See if you can spot the bug....
...
...
carrying_rock vs carring_rock
Because the typo was in a functor (not predicate or singleton variable) there was no IDE or language support, Prolog assumed that I wanted an reported the wrong answer.
of course the snippet I showed was part of a larger example.
In other languages it would've taken me 5 minutes to bisect the program or debug and find the error but it took me 3-4 hours.
I ended up needing to write a lot of error correcting code, basically a half-assed type system, and that code ended up being more substantial than the actual program logic.
Is this common? Am I "doing it wring"?Right now this seems to have all the downsides of programming exclusively with "magic strings", and I haven't been able to find any cure for it or even seen this problem discussed elsewhere.
*Edit:*
I even rewrote it for SICStus and downloaded their IDE and taught myself Eclipse just to use their IDE plugin, and found that setting breakpoints didn't help the problem, because naturally due to the fact that the functor is in the predicate signature, the predicate is never stepped into in the first place!
I could linearize the arguments and include them in the body but this destroys the indexing and can put me into "defaulty representation" territory.
the answer is always: do a lot of manual stuff that the language should do for you. I can, but I can't get a team to.
For the record I never have problems like that and I'm sure I'm not special. Well, not in that way. This all comes under the heading of "learn what works". You have to do that with any language.

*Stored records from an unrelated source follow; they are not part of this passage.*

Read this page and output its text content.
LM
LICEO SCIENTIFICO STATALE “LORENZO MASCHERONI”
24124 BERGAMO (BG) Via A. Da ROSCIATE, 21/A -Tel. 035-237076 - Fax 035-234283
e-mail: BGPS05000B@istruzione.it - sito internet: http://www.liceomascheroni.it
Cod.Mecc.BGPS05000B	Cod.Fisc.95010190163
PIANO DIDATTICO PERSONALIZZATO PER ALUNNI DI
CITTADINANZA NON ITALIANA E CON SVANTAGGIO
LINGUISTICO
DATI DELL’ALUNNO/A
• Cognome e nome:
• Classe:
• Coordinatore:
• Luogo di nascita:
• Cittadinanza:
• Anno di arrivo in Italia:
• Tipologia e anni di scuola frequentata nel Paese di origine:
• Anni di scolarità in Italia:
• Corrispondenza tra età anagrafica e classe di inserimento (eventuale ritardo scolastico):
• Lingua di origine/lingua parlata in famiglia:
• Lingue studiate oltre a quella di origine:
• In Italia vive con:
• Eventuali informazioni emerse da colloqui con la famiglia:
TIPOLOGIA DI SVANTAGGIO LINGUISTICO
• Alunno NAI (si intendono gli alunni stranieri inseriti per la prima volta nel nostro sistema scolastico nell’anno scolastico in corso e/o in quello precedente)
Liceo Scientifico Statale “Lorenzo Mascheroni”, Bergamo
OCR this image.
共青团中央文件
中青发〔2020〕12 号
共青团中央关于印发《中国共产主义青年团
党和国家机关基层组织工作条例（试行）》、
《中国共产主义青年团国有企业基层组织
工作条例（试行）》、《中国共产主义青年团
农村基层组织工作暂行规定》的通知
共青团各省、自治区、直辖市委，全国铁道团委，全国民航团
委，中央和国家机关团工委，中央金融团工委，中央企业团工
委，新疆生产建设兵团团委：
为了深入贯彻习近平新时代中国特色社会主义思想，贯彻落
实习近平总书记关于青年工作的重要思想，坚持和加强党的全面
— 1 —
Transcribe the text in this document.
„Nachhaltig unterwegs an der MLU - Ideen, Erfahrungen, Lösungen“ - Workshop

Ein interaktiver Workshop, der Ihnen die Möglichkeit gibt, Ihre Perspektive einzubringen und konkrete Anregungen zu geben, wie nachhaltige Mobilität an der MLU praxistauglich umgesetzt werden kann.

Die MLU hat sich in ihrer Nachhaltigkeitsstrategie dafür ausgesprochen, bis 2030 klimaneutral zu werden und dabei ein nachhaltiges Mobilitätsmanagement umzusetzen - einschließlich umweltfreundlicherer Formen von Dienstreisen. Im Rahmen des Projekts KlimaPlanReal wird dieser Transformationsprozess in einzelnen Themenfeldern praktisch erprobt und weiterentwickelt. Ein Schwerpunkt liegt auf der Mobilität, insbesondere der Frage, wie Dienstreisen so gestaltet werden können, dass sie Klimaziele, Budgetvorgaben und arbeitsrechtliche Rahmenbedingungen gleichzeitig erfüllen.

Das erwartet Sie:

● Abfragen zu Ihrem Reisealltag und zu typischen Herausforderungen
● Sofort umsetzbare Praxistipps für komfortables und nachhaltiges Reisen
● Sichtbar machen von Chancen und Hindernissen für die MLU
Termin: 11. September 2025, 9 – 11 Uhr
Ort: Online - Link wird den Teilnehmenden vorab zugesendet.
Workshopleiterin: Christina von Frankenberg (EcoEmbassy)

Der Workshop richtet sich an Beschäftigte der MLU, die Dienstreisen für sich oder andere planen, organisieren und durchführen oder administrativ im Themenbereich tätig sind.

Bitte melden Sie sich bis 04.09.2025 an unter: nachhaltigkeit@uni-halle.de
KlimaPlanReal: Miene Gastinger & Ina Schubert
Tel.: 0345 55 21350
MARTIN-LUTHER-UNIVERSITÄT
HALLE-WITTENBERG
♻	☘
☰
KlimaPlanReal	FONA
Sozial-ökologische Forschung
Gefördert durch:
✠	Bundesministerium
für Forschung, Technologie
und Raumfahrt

Edit: as a slightly less flippant answer (sorry) Prolog doesn't "do a lot of manual stuff that the language should do for you" because the Prolog community doesn't think the language should do those things for you and I agree. Take for instance inheritance and composition, like in object orientation. There's no reason Prolog should do that for you. If it did, it would shoehorn you into a certain programming paradigm that can feel like a straightjacket when you don't need it, but you absolutely need to use it because that's what the "language does for you". Prolog instead gives you the tools to do all the things you need, when you need them. It's more work, for sure, but it's also more freedom. I spent most of my career in the industry working with very rigidly OOP languages and that's one reason why I escaped into academia, where I can program in Prolog (see what I did there?) all day without having to declare a class property if I don't want to. And if I really wanted to, I could go all the way and write something like Logtalk:
Another example of something that Prolog doesn't do for you, and that you don't always need, but can always do yourself if you need it, is typing; like I point out in the sibling comment. Why should Prolog do that for you? Are we going to have the whole argument about strongly typed vs. weakly typed languages all over again? I think not. If you want types in Prolog, you can roll your own. Now try to write, say, C# code without types, when you really don't need the bother.